大好評『タロットの美術史』シリーズより、「巻末特別寄稿」の一部を特別公開!|7巻
■7巻 吊られた男・死神
寄稿者:米光一成
(ゲーム作家)
◆ゲームとしてのタロット◆
タロット使いのみなさんには、ぜひタロットをゲームとして遊んでみてほしい。タロットは元来、遊戯用のカードだったわけだし、ゲームとしていま遊んでみてもおもしろい。だが、それ以上にプレイすることでタロットについて体感的理解が深まるからだ。

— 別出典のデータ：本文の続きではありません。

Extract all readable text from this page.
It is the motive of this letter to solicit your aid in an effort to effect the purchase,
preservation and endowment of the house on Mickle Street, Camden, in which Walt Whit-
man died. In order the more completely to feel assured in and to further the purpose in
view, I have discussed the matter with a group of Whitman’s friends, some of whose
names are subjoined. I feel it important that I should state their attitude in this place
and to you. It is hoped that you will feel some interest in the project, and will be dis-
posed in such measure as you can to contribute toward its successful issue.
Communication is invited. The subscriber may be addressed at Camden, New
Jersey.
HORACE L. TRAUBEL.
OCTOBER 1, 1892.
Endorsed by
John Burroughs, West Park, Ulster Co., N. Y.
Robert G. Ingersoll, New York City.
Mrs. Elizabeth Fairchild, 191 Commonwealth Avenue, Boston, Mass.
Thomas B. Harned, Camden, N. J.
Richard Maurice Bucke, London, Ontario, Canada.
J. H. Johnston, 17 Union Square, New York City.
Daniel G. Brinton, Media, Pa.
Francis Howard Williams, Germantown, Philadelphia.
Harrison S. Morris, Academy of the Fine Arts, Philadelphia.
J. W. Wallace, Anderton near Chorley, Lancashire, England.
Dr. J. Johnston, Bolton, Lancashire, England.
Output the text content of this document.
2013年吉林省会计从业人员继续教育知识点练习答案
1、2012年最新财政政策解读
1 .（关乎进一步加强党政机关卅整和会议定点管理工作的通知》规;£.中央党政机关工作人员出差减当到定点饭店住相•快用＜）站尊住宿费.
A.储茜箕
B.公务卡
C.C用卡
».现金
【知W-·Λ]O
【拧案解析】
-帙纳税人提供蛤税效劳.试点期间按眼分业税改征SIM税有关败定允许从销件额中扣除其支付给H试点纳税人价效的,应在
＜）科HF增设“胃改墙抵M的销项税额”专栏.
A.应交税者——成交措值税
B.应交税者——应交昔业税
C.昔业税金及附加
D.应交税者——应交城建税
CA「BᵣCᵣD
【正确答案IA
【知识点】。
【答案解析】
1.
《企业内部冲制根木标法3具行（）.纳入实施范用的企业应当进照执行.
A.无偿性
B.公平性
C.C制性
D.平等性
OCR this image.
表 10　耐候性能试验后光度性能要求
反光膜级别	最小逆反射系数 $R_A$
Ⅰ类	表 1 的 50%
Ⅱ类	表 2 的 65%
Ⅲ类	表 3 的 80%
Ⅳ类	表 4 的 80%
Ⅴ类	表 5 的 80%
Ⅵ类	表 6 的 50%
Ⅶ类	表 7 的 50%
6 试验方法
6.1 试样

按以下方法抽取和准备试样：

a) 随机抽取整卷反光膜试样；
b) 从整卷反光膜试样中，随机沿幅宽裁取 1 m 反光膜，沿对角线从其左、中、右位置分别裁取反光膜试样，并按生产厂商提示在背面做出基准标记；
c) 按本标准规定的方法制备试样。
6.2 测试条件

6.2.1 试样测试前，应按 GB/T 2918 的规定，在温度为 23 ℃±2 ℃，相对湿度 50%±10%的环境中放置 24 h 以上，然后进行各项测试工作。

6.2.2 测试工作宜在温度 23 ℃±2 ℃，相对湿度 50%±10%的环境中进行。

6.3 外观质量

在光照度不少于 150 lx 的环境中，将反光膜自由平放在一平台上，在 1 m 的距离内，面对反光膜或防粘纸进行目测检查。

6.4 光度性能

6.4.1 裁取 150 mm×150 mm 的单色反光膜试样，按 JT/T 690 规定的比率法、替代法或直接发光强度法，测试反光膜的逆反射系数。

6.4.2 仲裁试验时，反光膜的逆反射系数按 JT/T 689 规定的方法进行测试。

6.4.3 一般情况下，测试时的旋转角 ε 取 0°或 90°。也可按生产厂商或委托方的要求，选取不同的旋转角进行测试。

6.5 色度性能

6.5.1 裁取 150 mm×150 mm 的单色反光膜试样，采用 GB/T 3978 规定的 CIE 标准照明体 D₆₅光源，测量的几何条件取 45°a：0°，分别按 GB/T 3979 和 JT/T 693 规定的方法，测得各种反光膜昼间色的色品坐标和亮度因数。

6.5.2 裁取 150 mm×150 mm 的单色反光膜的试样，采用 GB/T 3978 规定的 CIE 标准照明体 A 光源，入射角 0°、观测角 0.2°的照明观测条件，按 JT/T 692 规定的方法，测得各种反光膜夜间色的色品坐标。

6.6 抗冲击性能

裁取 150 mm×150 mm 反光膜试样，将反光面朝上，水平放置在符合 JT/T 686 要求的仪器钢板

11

タロットで遊ぶゲームは、トリックテイキングと呼ばれる。
親から順にカードを 1 枚ずつ出していく。このとき、親が出したスートに従う必要があり、これをマストフォローと呼ぶ。たとえば親がワンドのカードを出したら、ワンドのカードを優先して出さなければならない。
全員が1枚ずつ出し、一番強いカードを出した人が、そのラウンドの勝者となる。この1ラウンドのプレイをトリックと呼ぶ。勝者は、出されたカードを得点として獲得する。トリックをテイクしていくからトリックテイキングと呼ばれるのだ(いろいろなバリエーションがあるのだが、ここでは典型的なルールを解説する)。
トリックの勝者は、次の親になる。これを手札がなくなるまで繰り返して、たくさんのトリックを獲得した者がゲームの勝者となる。
カードは、キング(王)が一番強く、続いてクイーン(女王)、ナイト(騎士)、ペイジ(小姓)、そして数字の大きい順に強い。
キングが圧倒的に強いのでは、逆転が起こりにくい。逆転が起こったほうがおもしろい。だから、キングより強いカードがあるといいのでは? と発想するのは自然だ。